Changes are also expected to be seen in the group’s handling of the immense variety of ages their children’s wear department caters to. The age bracket for the Farmers childrenswear consumer ranges from newborns to aged 14, with a plan to push forward into 16 in the coming seasons. “Part of the changes we are going through is putting a much bigger distinction between what we would offer the younger age brackets to the older ones,” divulged Taurima. “For the older kids we haven’t really moved on from the more juvenile and cutesy styling into more ‘mini-me’ styling, and that is what we are trying to achieve.” This refocusing is relevant both for the company’s house brands and will be affecting the way they look at potential stock listings. The changes mean a new perspective on what is stylish for kids, looking beyond tropes which have become overused and unenthralling. “We want the boys to look cool and suave without giving them too much attitude, we want to give them time to be kids,” Taurima clarified. “For the girls, it is about having mums and older sisters to look at the products and think, I wish they did that in my size.” The rejuvenation of their children’s wear sector aims to attract and retain consumers who see themselves represented by the company and will stay with them into adulthood.

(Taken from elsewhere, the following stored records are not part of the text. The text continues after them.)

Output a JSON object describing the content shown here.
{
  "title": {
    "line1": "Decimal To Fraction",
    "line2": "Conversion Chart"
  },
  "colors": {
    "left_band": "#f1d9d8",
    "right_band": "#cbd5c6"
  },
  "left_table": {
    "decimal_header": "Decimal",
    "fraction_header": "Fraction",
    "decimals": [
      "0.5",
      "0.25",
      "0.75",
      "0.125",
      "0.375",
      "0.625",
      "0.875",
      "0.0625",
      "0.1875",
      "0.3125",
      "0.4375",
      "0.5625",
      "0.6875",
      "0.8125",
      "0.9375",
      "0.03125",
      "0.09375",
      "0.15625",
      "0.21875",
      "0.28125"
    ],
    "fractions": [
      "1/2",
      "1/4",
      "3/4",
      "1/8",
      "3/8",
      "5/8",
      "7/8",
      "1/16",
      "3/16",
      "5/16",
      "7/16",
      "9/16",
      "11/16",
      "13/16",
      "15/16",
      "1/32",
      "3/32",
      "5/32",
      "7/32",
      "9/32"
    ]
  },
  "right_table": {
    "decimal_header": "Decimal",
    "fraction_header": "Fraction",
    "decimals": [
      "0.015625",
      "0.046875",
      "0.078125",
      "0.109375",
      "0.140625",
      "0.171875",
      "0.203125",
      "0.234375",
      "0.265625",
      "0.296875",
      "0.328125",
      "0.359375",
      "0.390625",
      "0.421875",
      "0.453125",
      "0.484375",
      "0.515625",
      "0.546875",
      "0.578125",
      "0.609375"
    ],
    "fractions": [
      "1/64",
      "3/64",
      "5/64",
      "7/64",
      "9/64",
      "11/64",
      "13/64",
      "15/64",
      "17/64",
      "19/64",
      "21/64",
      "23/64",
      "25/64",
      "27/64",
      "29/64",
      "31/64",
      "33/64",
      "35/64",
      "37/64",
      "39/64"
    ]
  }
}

A part of making these changes, and a particularly important thing for brands looking to enter the Farmers holding to remember, is finding that balance between stylishness and what is age-appropriate. “These things need to be modern and contemporary but age-appropriate, and that is the balance we are trying to strike,” emphasised Taurima. A part of marketing a childrenswear label is remembering that the core consumer, particularly in the 0-7 range, is still the parent. “While we do need to appeal to the child, we do think of the parent first,” he said. “The main thing that makes a customer shop at farmers, I would hope, is trust. If something goes wrong trusting that Farmers will look after you, trusting the product, trusting the quality and that resonates a lot in what we do. In terms of choosing brands, it is very much a decision-maker for us.”
When looking at new brands to stock, there are several features which Taurima is hunting for. “The New Zealand made thing is always something we would like to do, as it is quite a romantic concept for most Kiwis,” related the buyer. However, he also shared the difficulty in partnering with most New Zealand made companies as more often than not the human resources behind them is not enough to fuel such a large order. “The small kiwi brands you see, most of them are not able to produce on the scale we need. While their brand may work for a single door retailer, it does not work for Farmers.” New Zealand made or not, the most important thing for Taurima, and for Farmers, is finding a brand with cut-through. “If customers are asking us for a brand and we don’t have it, that is a very compelling reason for us to try and stock that brand.” This point of difference varies for every brand: media presence, a strong social message or a resonating sustainability piece can all drive customer appeal, and there is nothing more convincing for a retailer than an existing and passionate consumer base.
Overall the call from customers is for change, and Taurima and his team are ready to make it. “Customers are sick of being told that their girl must wear pink and their boy must wear blue. They want to decide that for themselves and need a bit more variety than skateboards and fire trucks for boys and butterflies and ponies for girls.” Farmers are looking to breathe life into their children’s wear sector, presenting an extraordinary opportunity for brands looking for a substantial retail opportunity. “We have had quite traditional handwriting and mindsets in the past, and we want to change the narrative a bit, both in terms of our house brands and those outside brands we stock.”